Florent Barraco, Le Point : « Les morts gouvernent les vivants. »

 

Bernanos nous parle encore

Essai. Auguste Comte avait prévenu : « Les morts gouvernent les vivants. » Sébastien Lapaque, dans la réédition – augmentée de textes inédits – de son ouvrage sur Georges Bernanos, confirme cette intuition : « Le corps d’un écrivain, c’est son œuvre. Promise à la résurrection, elle attend ce jugement qu’est la postérité. » Le critique du Figaro littéraire, sans grandiloquence exagérée, célèbre les qualités de ce prophète ignoré de (presque) tous.

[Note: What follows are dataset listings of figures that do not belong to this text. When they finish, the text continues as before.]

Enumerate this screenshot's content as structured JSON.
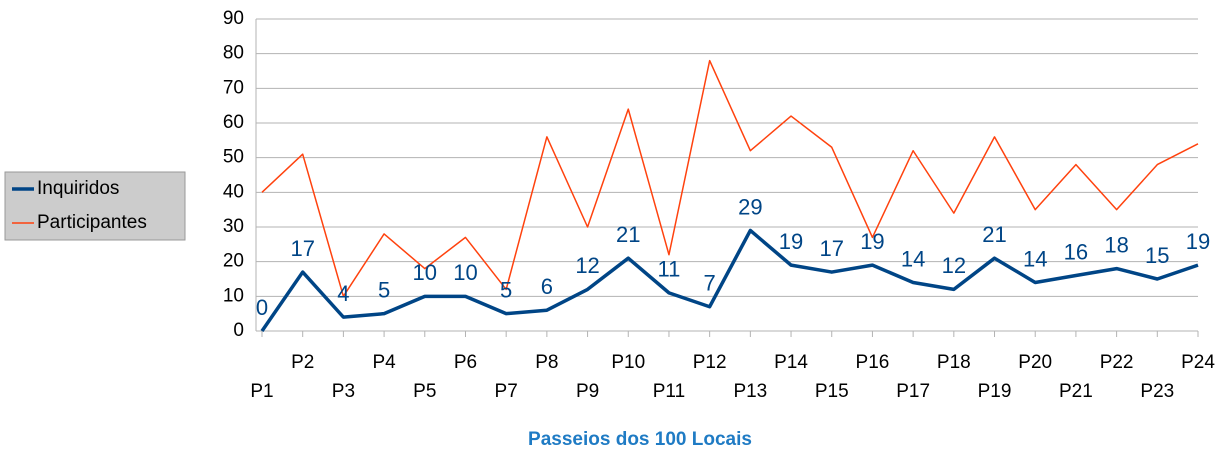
{
  "chart_data": {
    "type": "line",
    "x_label": "Passeios dos 100 Locais",
    "categories": [
      "P1",
      "P2",
      "P3",
      "P4",
      "P5",
      "P6",
      "P7",
      "P8",
      "P9",
      "P10",
      "P11",
      "P12",
      "P13",
      "P14",
      "P15",
      "P16",
      "P17",
      "P18",
      "P19",
      "P20",
      "P21",
      "P22",
      "P23",
      "P24"
    ],
    "series": [
      {
        "name": "Inquiridos",
        "color": "#004586",
        "data_labels": true,
        "values": [
          0,
          17,
          4,
          5,
          10,
          10,
          5,
          6,
          12,
          21,
          11,
          7,
          29,
          19,
          17,
          19,
          14,
          12,
          21,
          14,
          16,
          18,
          15,
          19
        ]
      },
      {
        "name": "Participantes",
        "color": "#ff420e",
        "data_labels": false,
        "values": [
          40,
          51,
          10,
          28,
          18,
          27,
          12,
          56,
          30,
          64,
          22,
          78,
          52,
          62,
          53,
          27,
          52,
          34,
          56,
          35,
          48,
          35,
          48,
          54
        ]
      }
    ],
    "ylim": [
      0,
      90
    ],
    "yticks": [
      0,
      10,
      20,
      30,
      40,
      50,
      60,
      70,
      80,
      90
    ],
    "grid": true,
    "legend": "left"
  }
}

En 1944, son essai « La France contre les robots » est visionnaire. Bernanos annonce tous les maux que le progrès technique (machines et, par extension, l’informatique) va nous apporter : déclassement économique, inégalités, pensée robotisée et même affaiblissement de la langue. « Vainqueurs ou vaincus, la Civilisation des machines n’a nullement besoin de notre langue. (…) La langue française est une œuvre d’art, et la Civilisation des machines n’a besoin pour ses hommes d’affaires (…) que d’un outil, rien davantage. » À l’heure où le scandale des fuites de données personnelles éclabousse le géant Fabebook, on songe à cet avertissement de Bernanos : « Un monde gagné pour la Technique est un monde perdu pour la liberté. » De la monarchie à la chrétienté, Lapaque aborde les visions lumineuses de l’auteur de « Sous le soleil de Satan ». Pourtant, en 1948, à la veille de sa mort, Georges Bernanos s’inquiétait : « Mon pays, mon pauvre pays, qui va le secouer après moi ? » 

Florent Barraco, Le Point n° 2389 du 14 Juin 2018.

Georges Bernanos encore une fois, de Sébastien Lapaque, Les provinciales, 184 pages, 18 €.